Question

Suppose, the electron in a hydrogen atom makes transition from n = 3 to n = 2 in 10−8 s. The order of the torque acting on the electron in this period, using the relation between torque and angular momentum as discussed in the chapter on rotational mechanics is
(a) 10−34 N m
(b) 10−24 N m
(c) 10−42 N m
(d) 10−8 N m

Answer 1

The order of torque acting on the electron in this period is c) $10^{-42}\ Nm$  

Explanation:

The angular momentum of the torque is given as follows  

 Ln=$\frac{nh}{2\pi }$        --------(1)  
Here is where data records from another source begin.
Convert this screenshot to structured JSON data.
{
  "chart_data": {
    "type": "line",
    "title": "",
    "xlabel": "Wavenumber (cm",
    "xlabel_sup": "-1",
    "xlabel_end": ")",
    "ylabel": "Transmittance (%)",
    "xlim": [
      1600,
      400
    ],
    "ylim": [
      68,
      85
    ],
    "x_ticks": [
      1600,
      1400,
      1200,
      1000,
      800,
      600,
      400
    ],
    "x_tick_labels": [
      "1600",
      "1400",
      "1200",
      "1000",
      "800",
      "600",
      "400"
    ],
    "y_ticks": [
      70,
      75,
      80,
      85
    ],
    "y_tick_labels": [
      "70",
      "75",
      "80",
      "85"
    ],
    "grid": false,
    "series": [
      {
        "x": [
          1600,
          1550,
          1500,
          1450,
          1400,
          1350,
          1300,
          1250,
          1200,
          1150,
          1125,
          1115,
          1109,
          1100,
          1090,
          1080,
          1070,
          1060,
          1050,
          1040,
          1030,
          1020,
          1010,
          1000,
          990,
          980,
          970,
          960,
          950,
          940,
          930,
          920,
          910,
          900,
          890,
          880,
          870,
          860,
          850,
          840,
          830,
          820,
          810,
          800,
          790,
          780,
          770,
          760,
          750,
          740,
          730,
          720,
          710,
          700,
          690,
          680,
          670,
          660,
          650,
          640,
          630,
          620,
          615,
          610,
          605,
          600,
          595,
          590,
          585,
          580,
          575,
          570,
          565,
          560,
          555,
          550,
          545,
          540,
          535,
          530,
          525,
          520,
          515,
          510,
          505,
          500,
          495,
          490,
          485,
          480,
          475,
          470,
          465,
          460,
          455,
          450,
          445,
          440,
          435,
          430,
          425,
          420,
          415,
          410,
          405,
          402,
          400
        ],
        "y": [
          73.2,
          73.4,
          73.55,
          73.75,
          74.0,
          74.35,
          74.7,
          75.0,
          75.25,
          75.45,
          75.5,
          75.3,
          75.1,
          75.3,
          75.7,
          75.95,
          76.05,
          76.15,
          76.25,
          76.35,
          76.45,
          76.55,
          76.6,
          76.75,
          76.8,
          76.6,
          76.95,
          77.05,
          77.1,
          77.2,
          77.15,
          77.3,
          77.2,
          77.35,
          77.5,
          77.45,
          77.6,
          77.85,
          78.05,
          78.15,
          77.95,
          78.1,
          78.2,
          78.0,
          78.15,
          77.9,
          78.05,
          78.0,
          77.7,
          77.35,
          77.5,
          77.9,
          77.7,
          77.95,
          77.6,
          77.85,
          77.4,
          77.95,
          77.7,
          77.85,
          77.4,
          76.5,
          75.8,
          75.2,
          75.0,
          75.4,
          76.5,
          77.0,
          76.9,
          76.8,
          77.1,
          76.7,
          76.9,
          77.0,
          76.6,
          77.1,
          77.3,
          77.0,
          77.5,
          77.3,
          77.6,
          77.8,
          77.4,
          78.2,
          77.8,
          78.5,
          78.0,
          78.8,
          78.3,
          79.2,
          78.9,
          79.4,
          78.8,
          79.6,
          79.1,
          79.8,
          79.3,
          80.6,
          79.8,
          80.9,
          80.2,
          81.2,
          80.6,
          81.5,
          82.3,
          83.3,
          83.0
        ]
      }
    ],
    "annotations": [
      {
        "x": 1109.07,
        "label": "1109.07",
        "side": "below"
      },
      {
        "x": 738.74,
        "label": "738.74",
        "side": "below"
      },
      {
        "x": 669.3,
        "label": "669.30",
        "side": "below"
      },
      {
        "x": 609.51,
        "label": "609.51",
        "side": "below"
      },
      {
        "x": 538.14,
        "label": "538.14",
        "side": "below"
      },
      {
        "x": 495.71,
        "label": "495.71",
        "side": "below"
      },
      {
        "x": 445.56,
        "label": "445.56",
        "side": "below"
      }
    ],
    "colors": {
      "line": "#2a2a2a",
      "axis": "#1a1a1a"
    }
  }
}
Substituting n=3 in the equation (1) we get,

 L3=$\frac{3h}{2\pi }$

And substituting n=2 in equation (1) we get,

L2=$\frac{2h}{2\pi }$

Now torque (τ) is given by t= $\frac{L3-L2}{t}$   where t = $10^{-8}$

Hence we get torque (τ) = $10^{-42}$$(10^{-8})$ = $10^{-42}\ Nm$.

Hence the correct answer is $10^{-42}\ Nm$

Answer 2

Answer:

the answer is (b)10^-24Nm

Explanation:

according to the rotational mechanics the torque acting will be = dL/dt

dL= L3-L2

Ln=nh2π,

L2=2h/2π; L3=3h/2π

L3-L2= (3-2)h/2π

         =h/2π≅10^-34s

so substituting this value we get,

τ= 10^-34/10^-8 = 10^-34+8 = 10^-26 Nm≅10^-24N m.